I wrote that ten years ago, when 64 seemed very far away ...

Thanks for reading!

Stay home, wash your hands, wear your mask, keep your distance!

Karen

They're ba-a-a-ck. Lineups
return to Women's College Hospital
 

Saturday, November 7, 2020

Anything But The Election

Bruce with old oven. So unhappy
Because of the
wrench, you see

 

Bruce with new oven. No wrench! So happy! 
Toaster Oven News 

The Kitchenaid toaster oven we've had for the past I'm going to say fifteen years finally blew a knob - the one that sets the elements to "broil", "toast", "bake" and "warm."

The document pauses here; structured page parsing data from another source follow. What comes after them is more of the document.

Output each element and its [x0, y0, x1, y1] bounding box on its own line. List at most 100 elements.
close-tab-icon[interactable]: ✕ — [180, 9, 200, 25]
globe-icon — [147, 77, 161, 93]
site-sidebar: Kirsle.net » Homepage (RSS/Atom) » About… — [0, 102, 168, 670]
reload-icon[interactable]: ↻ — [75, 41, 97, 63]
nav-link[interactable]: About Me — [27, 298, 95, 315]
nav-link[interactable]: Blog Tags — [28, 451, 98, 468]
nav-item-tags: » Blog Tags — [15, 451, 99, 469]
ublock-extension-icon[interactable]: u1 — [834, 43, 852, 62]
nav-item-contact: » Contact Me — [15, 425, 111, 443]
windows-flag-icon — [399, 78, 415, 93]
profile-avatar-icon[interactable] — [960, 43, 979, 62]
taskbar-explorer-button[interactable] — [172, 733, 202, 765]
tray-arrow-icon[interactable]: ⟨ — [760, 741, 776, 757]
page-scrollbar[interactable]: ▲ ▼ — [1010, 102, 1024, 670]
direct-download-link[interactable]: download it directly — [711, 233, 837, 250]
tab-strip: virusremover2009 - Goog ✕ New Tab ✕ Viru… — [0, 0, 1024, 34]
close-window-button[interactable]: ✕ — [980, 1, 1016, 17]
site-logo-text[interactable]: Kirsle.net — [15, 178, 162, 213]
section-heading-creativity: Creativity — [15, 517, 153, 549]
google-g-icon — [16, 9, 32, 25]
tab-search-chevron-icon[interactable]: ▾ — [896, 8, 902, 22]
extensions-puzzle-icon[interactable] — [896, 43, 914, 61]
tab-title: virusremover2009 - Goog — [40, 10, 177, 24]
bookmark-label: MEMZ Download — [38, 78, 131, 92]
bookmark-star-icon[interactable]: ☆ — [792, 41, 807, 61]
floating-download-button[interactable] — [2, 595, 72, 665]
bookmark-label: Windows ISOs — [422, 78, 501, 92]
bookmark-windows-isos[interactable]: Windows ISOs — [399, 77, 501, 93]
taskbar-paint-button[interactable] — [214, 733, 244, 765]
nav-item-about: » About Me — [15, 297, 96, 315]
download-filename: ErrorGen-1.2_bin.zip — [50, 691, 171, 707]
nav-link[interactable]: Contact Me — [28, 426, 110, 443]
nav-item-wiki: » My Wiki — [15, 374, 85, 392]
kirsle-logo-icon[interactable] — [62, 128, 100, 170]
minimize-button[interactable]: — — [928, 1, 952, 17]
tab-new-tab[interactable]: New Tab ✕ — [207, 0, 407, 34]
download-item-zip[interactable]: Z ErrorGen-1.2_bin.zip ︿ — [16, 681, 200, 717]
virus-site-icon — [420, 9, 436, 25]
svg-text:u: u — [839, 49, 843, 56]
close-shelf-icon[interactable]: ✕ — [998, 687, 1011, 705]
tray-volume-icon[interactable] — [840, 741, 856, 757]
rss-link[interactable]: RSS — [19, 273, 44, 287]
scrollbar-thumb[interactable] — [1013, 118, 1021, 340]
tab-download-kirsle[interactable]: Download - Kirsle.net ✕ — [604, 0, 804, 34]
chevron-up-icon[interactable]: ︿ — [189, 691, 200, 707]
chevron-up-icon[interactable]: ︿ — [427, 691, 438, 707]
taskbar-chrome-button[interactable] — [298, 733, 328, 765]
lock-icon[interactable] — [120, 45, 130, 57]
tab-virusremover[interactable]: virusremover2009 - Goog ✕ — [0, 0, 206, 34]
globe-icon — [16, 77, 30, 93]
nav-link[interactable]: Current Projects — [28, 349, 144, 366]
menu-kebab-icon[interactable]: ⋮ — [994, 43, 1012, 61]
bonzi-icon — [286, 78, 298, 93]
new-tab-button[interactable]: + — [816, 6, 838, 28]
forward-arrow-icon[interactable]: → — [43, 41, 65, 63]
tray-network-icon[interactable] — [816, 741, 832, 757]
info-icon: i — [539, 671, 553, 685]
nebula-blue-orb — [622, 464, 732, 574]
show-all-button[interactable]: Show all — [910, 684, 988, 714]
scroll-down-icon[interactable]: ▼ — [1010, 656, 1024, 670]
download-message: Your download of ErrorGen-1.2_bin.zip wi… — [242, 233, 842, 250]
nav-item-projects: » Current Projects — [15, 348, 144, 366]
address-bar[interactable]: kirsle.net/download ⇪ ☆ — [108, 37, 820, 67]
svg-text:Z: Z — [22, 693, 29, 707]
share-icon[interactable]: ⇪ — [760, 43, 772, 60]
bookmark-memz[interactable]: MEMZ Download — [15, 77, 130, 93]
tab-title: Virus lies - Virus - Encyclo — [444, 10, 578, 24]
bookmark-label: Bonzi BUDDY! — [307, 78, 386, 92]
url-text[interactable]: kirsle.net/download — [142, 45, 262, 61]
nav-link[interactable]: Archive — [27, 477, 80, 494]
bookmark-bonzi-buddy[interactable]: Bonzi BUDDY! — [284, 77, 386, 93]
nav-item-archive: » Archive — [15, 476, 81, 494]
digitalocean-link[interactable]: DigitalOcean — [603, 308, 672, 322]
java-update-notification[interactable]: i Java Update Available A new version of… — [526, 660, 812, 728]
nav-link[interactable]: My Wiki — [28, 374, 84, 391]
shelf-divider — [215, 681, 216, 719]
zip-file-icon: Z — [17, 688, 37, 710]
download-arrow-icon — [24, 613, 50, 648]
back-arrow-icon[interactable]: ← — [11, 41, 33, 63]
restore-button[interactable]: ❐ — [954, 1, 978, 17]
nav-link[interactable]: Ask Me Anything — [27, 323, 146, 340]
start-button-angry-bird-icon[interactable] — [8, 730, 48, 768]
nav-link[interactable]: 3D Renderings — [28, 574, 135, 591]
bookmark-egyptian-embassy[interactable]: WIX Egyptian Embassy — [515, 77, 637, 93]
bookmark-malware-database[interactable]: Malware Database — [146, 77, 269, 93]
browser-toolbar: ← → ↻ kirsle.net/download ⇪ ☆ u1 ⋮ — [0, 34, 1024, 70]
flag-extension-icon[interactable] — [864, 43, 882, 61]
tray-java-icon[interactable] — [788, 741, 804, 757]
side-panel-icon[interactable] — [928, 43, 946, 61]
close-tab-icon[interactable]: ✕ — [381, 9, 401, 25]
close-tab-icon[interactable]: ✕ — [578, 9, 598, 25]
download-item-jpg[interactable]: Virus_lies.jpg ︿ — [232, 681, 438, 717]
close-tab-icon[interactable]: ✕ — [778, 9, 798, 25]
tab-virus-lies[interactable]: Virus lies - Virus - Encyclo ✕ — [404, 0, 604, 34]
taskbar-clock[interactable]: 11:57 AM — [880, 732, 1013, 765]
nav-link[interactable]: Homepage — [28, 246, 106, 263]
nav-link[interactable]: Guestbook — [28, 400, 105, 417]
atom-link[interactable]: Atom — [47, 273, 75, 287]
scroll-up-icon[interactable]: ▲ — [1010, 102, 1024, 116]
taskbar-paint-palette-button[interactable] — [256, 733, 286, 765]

After a day of turning the control with a wrench, we felt we'd suffered enough. I searched on line for a toaster oven without digital controls (the reason, I am sure, for the longevity of the old one), found a Hamilton Beach model for pretty much the same price I paid for the Kitchenaid fifteen years ago and ordered that from something called Cookstore, which along with sending our new counter appliance with dispatch, is 100% Canadian.*

Heart Surgery News

My brother-in-law, the one who I can't stop talking about in this blog, was ordered by his doctor to go to the hospital late last week. He's had for the past I'm going to say twenty two years an artificial valve in his heart that finally - ten years past its best before date - was showing signs of failure. After several days of observation while (I imagine) the hospital searched on line for a new valve that worked as well and was pretty much the same price as the old one, the doctors dropped by to tell him his surgery was scheduled for Friday - that is to say, yesterday. His operation went well. He's recuperating in hospital for the next seven days, then at home for the next three to six months.

Other Health News

My sniffles have all but dissipated. Thanks to those readers who wished me well and cheered me up with pictures of their dog. To celebrate my return to health, I've restarted my daily walks, which I missed, and my daily rounds on the step treader, which I did not.

Thanks for reading! 

Have a great week!

Karen

Good advice, end of May 2020.
Still seems relevant.





















*Also delivered this week: a bed frame from IKEA, a mattress from ENDY, homemade masks from my sister Carol, a box to send back my old iPad for a trade-in, several books on the writing craft, sheets for that new bed and "five pounds" of letters I wrote 30 years ago to friends who have recently needed to downsize. Returning my letters made a sizeable contribution to that task. The most remarkable thing about this frenzy of spending, shipping and receiving: not a single item came from or by way of Amazon.com.